Adverse selection
The tendency of persons with a higher-than-average chance of loss to seek insurance at standard rates
This can lead to higher-than-expected loss levels and unprofitable business if not controlled.
Casualty insurance
A broad field of insurance covering auto, liability, burglary and theft, workers compensation, and health insurance
It includes whatever is not covered by fire, marine, and life insurance.
Commercial lines
Property and casualty coverages for business firms, nonprofit organizations, and government agencies
These lines are distinct from personal insurance lines.
Expense loading
The amount needed to pay all expenses, including underwriting and loss-adjustment expenses, commissions, and general administrative expenses
It also includes state premium taxes, acquisition expenses, and an allowance for contingencies and profit.
Fidelity bonds
Cover loss caused by the dishonest or fraudulent acts of employees, such as embezzlement and theft of money
They protect businesses from employee dishonesty.
Fortuitous loss
A loss that is unforeseen and unexpected by the insured, occurring as a result of chance
This type of loss is typically covered by insurance.
Indemnification
Restoration of the insured to their approximate financial position prior to the occurrence of the loss
It is a fundamental principle of insurance.
Inland marine insurance
Goods being shipped on land, including imports, exports, domestic shipments, and personal property like fine art and jewelry
It also covers instrumentalities of transportation such as bridges and pipelines.
Insurable risk
A type of risk insured by a private insurer
Insurable risks must meet specific criteria.
Insurance
The pooling of fortuitous losses by transfer of such risks to insurers, who agree to indemnify insureds for such losses
It may also provide other pecuniary benefits or services connected with the risk.
Law of large numbers
The greater the number of exposures, the more closely actual results will approach probable results expected from an infinite number of exposures
This principle underlies the actuarial science in insurance.
Liability insurance
Covers the insured’s legal liability arising out of property damage or bodily injury to others, including legal defense costs
It protects individuals and businesses from claims.
Life insurance
Pays death benefits to designated beneficiaries when the insured dies
It is a key financial product for individuals.
Ocean marine insurance
Ocean-going vessels and their cargo from loss or damage due to perils of the sea
It also covers the legal liability of shippers and owners.
Personal lines
Coverages that insure the buildings and personal property of individuals and families or provide protection against legal liability
These are distinct from commercial lines.
Pooling
The spreading of losses incurred by the few over the entire group, substituting average loss for actual loss
This concept is fundamental to the insurance model.
Property insurance
Loss or damage of real or personal property caused by various perils, such as fire, lightning, windstorm, or tornado
It protects property owners from financial loss.
Reinsurance
An arrangement where the primary insurer transfers part or all of the potential losses associated with insurance to another insurer
This helps manage risk and stabilize financial performance.

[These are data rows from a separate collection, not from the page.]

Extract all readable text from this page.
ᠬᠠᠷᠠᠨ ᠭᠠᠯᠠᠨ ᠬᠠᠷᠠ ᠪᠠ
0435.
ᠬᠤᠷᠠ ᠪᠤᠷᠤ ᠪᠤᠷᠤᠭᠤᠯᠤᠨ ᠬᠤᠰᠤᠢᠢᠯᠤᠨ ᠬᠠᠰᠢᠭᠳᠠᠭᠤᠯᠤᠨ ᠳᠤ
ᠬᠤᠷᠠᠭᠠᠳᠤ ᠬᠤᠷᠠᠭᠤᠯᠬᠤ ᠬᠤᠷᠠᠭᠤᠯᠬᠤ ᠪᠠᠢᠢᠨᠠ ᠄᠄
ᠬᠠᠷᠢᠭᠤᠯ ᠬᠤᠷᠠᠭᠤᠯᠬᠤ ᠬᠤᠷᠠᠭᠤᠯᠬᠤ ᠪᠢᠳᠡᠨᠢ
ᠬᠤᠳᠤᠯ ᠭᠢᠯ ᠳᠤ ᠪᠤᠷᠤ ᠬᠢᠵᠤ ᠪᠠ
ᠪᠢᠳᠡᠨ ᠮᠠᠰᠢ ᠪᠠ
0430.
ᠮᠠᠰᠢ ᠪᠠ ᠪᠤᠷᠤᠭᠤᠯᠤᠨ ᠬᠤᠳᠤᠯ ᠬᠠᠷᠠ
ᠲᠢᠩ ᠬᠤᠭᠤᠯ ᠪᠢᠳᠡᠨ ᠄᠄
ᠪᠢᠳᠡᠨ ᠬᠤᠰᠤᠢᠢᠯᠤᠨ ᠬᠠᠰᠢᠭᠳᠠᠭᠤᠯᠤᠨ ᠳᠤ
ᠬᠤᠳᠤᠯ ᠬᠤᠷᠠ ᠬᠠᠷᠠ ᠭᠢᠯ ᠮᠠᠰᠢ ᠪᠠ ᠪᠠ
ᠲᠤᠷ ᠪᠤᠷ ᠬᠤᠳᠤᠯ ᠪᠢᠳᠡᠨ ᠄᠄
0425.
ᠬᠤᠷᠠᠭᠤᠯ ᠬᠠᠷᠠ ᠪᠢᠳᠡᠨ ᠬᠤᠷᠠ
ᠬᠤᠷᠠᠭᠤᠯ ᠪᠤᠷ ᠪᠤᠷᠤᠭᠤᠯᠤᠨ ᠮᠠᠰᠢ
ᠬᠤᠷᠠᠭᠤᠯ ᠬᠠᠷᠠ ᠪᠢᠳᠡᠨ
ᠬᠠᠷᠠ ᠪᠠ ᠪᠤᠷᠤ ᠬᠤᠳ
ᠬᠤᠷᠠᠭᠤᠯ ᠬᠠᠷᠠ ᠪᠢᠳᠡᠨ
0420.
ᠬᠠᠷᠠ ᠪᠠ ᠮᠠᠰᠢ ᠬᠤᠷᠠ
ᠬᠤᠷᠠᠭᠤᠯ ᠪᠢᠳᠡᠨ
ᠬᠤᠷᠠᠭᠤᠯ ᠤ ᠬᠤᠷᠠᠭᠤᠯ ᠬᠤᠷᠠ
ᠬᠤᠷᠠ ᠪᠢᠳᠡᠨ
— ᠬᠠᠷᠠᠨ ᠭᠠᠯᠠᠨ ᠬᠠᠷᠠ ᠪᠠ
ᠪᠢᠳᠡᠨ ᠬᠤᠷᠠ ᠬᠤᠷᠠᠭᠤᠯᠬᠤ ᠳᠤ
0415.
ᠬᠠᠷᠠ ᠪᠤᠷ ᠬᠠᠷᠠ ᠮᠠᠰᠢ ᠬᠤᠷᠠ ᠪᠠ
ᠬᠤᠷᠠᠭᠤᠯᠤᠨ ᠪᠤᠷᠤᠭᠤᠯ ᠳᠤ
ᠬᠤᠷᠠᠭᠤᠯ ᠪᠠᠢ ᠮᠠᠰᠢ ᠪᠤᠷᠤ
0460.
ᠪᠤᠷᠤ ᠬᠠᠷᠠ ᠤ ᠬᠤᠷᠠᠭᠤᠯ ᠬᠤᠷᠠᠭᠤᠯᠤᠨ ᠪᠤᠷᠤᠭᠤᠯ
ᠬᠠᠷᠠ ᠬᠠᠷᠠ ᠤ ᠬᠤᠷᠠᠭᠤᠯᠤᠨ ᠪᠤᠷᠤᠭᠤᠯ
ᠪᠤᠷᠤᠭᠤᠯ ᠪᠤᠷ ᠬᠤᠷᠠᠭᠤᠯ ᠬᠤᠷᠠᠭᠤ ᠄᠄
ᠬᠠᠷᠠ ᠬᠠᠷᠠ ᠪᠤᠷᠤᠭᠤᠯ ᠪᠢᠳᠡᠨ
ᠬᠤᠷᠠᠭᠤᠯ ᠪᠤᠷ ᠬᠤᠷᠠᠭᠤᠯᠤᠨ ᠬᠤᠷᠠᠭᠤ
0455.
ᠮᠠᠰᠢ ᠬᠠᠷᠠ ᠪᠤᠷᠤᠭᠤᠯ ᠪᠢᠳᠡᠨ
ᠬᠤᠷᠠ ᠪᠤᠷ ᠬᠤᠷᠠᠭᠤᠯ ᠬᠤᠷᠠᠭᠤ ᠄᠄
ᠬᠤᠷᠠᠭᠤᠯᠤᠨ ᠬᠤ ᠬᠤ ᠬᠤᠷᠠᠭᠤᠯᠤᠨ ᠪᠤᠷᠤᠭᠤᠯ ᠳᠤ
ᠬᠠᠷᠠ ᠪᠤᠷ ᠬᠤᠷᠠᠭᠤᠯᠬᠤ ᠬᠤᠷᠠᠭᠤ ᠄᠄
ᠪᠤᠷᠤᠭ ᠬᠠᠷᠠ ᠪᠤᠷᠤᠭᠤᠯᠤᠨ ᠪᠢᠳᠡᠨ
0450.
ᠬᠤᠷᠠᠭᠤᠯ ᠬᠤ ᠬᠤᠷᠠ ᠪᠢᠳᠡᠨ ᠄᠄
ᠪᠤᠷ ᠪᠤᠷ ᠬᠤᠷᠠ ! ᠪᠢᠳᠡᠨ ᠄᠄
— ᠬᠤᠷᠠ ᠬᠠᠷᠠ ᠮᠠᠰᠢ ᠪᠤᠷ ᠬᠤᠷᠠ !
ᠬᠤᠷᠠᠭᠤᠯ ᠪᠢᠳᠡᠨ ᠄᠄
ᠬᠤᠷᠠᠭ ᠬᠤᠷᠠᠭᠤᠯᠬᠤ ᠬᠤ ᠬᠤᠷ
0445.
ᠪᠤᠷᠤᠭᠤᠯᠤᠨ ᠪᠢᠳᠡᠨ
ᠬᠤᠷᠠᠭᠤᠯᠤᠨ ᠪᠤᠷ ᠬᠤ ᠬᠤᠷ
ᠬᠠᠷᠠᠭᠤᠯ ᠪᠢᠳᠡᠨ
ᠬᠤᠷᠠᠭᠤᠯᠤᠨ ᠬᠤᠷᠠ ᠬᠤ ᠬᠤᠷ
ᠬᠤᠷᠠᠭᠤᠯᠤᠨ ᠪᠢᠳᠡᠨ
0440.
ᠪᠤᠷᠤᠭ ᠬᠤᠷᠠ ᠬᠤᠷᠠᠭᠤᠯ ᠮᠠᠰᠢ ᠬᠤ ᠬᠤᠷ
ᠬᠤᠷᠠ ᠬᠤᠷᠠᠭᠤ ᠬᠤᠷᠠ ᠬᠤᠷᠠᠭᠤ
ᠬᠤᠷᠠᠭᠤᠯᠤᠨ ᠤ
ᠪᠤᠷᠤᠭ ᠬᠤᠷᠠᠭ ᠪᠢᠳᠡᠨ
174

Requirements of an insurable risk
These criteria ensure that risks can be effectively insured.
Risk transfer
The transfer of a pure risk from the insured to the insurer, who is typically in a stronger financial position to pay the loss
It is a fundamental concept in insurance.
Social insurance
Government insurance programs with certain characteristics that distinguish them from other government insurance plans
These programs often provide coverage for specific groups or risks.
Surety bonds
Provide for monetary compensation in case of failure by bonded persons to perform certain acts, such as a contractor failing to construct a building on time
They are often used in construction and service contracts.
Underwriting
The process of selecting and classifying applicants for insurance
It is crucial for managing risk and ensuring the viability of insurance products.